← Beyond the Pitch Group D

Australia

The Socceroos — the most overlooked team in every group they're ever drawn into, and they kind of like it that way

Group
D
Region
AFC
World Cup Appearances
7
Code
AU

The Story

Australia is the country in this tournament that has the least to lose and seems to know it best. The Socceroos have qualified for six straight World Cups now — a streak nobody outside Asia talks about, including a lot of Australians. They have advanced out of the group stage twice. The most recent time, in 2022, they beat Denmark 1-0 in Al Wakrah and then lost 2-1 to Argentina in the Round of 16 in a match that was tighter than the score, with Mathew Leckie nearly equalizing in extra time. That whole tournament was the high-water mark of modern Australian soccer.

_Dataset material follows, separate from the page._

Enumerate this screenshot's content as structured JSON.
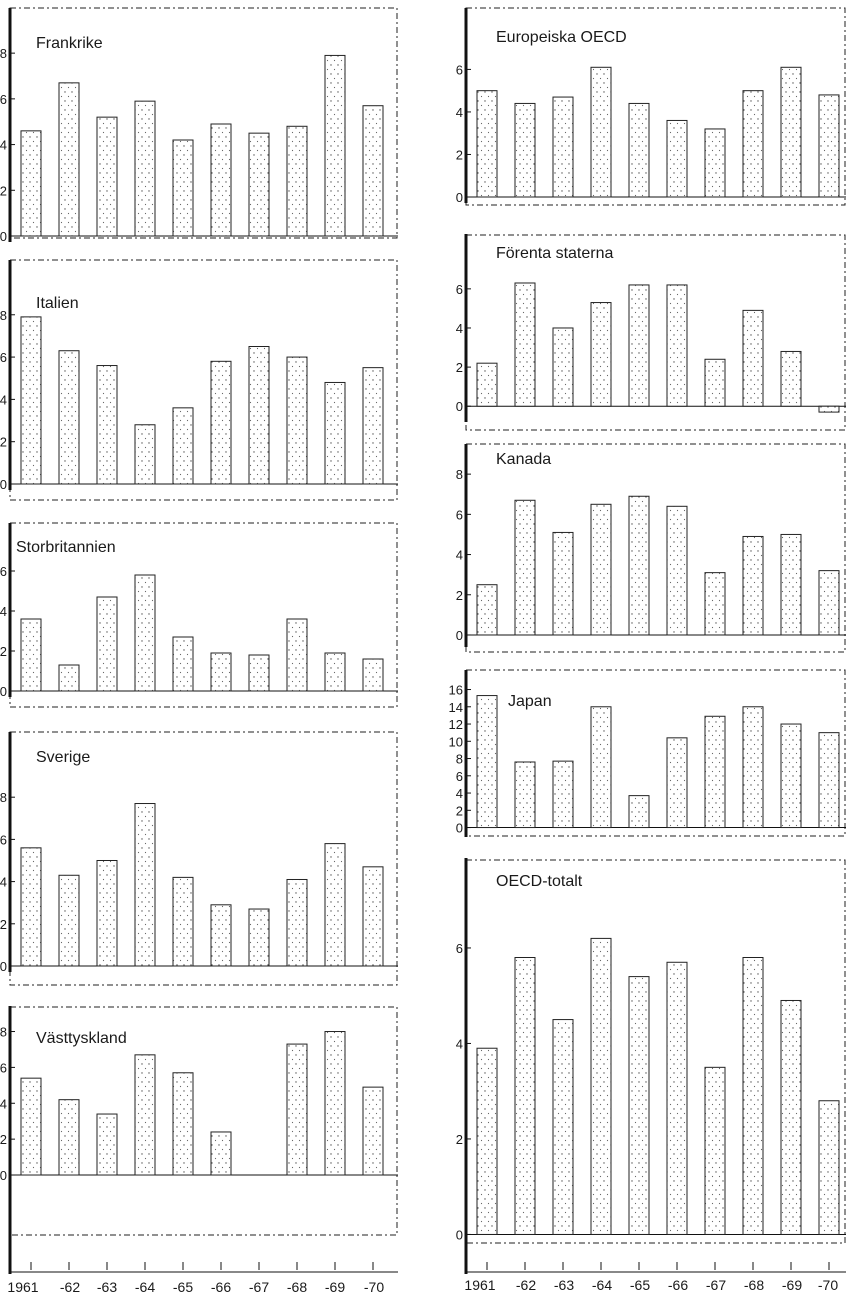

The new era is being built by Tony Popovic, who took over from Graham Arnold in September 2024 after a sluggish qualifying start and proceeded to lose exactly zero matches in the AFC third round. Australia booked their spot in June 2025 with a 2-1 win over Saudi Arabia. They drew Group C with France, Germany, and Morocco — which is, objectively, the second-hardest group in the tournament.

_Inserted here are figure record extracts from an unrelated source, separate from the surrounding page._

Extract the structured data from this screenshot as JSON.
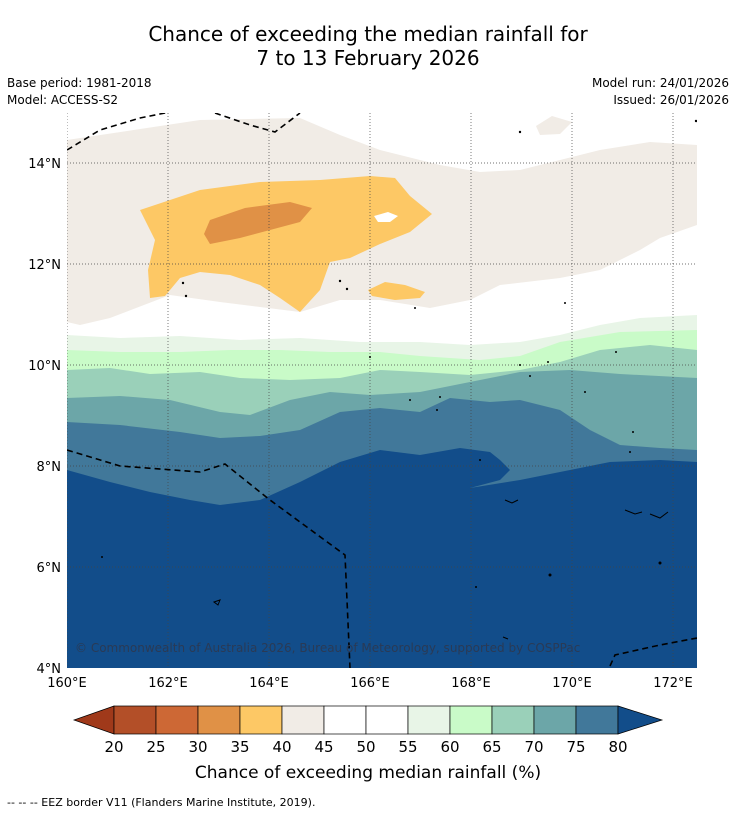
{
  "title_line1": "Chance of exceeding the median rainfall for",
  "title_line2": "7 to 13 February 2026",
  "meta": {
    "base_period": "Base period: 1981-2018",
    "model": "Model: ACCESS-S2",
    "model_run": "Model run: 24/01/2026",
    "issued": "Issued: 26/01/2026"
  },
  "map": {
    "lat_labels": [
      "14°N",
      "12°N",
      "10°N",
      "8°N",
      "6°N",
      "4°N"
    ],
    "lon_labels": [
      "160°E",
      "162°E",
      "164°E",
      "166°E",
      "168°E",
      "170°E",
      "172°E"
    ],
    "copyright": "© Commonwealth of Australia 2026, Bureau of Meteorology, supported by COSPPac"
  },
  "colorbar": {
    "ticks": [
      "20",
      "25",
      "30",
      "35",
      "40",
      "45",
      "50",
      "55",
      "60",
      "65",
      "70",
      "75",
      "80"
    ],
    "colors": [
      "#a0391a",
      "#b34f28",
      "#cd6835",
      "#e09146",
      "#fdc865",
      "#f1ece6",
      "#ffffff",
      "#ffffff",
      "#e8f5e7",
      "#c9fbc8",
      "#9ad0b9",
      "#6ca6a8",
      "#41789a",
      "#124d8a"
    ],
    "label": "Chance of exceeding median rainfall (%)"
  },
  "footer": "--  --  -- EEZ border V11 (Flanders Marine Institute, 2019)."
}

Realistically, this Socceroos team is fighting for third and a chance at the expanded knockout round. They will be underdogs in all three group games. They will be louder than they should be, scrappier than the talent on the page suggests, and more annoying to play against than anyone in Group C is preparing for. That has always been the formula. There is no reason it stops working now.

3 Players to Know

Mathew Ryan

The captain, the goalkeeper, and probably the player with the longest CV on the squad. Now at AS Roma as backup keeper after a career that took him from Brisbane Roar to Brugge to Valencia to Brighton — fifteen years of European top-flight minutes that almost no other Australian has matched. This will be his fourth World Cup and almost certainly his last. He's 33, still the first name on the team sheet, and still the player who made the saves in the 2022 win over Denmark that nobody outside Australia remembers.

Kusini Yengi

The 26-year-old Portsmouth striker who came out of nowhere — born in Sydney to a Sudanese family, came up at Western Sydney Wanderers, scored four goals in his first three Socceroos appearances. Big, physical, the kind of striker the Socceroos haven't really had since Tim Cahill stopped scoring with his head. Under new coach Tony Popovic he's pushed his way into the starting striker conversation alongside Mitch Duke.

Connor Metcalfe

The St. Pauli midfielder who quietly became one of the most influential Australians in Europe over the past two seasons. Twenty-six, central midfielder by trade but Popovic uses him out wide, scored against Indonesia in qualifying with a finish that'd flatter any Bundesliga forward. The kind of player who wouldn't get talked about if he played for England, which is precisely why Australia is going to lean on him.

The Food

Signature Dish

The Aussie meat pie is the answer — palm-sized, flaky pastry, ground beef and gravy filling, eaten one-handed with the other hand holding a beer. The pre-match version is a sausage roll. The post-match version is the same sausage roll. For a sit-down option, lamingtons (sponge cake dipped in chocolate, rolled in coconut) for dessert and a flat white that will make every other coffee you've had in DFW seem confused about its purpose.

Where to Eat in DFW

The Aussie Grind has two locations — the original cafe on Preston Road in Frisco (open all day, full Australian brunch with Eggs Benedict, lamingtons, ANZAC biscuits, and meat pies) and Aussie Grind Provisions in Farmers Branch (4887 Alpha Rd, the bakery side, daily fresh pies and sausage rolls until 3pm). The Frisco location stays open Friday nights — best bet for evening match watch parties. Coffee is the actual reason to go; everything else is the bonus.

The Music

A soundtrack for the matches, the pregame, and the afterparty.

Fan Culture

Australian support is loud and self-aware in equal measure. The "Aussie Aussie Aussie, Oi Oi Oi" chant is real and it never stops. The Green and Gold Army travel in numbers no AFC team has any business producing — they showed up to Qatar in their tens of thousands and turned half the group-stage matches into home games. Expect bucket hats, wraparound sunglasses worn ironically and not, an unreasonable number of people wearing the 1991 Socceroos retro kit, and a willingness to stay at the pub two hours after the match regardless of result. The dominant cultural register is genuine joy that the team is even there. Anyone tells you Aussies don't care about soccer, they're talking about a country that hasn't existed since the 1990s.
Fun Fact

In November 2022, Australia beat Denmark 1-0 in their final group match in Qatar to advance out of the group stage for only the second time in their history. The winning goal came from Mathew Leckie, an A-League veteran who had been playing for Melbourne City three months earlier. The collective Australian reaction was surprise, then beer, then more surprise.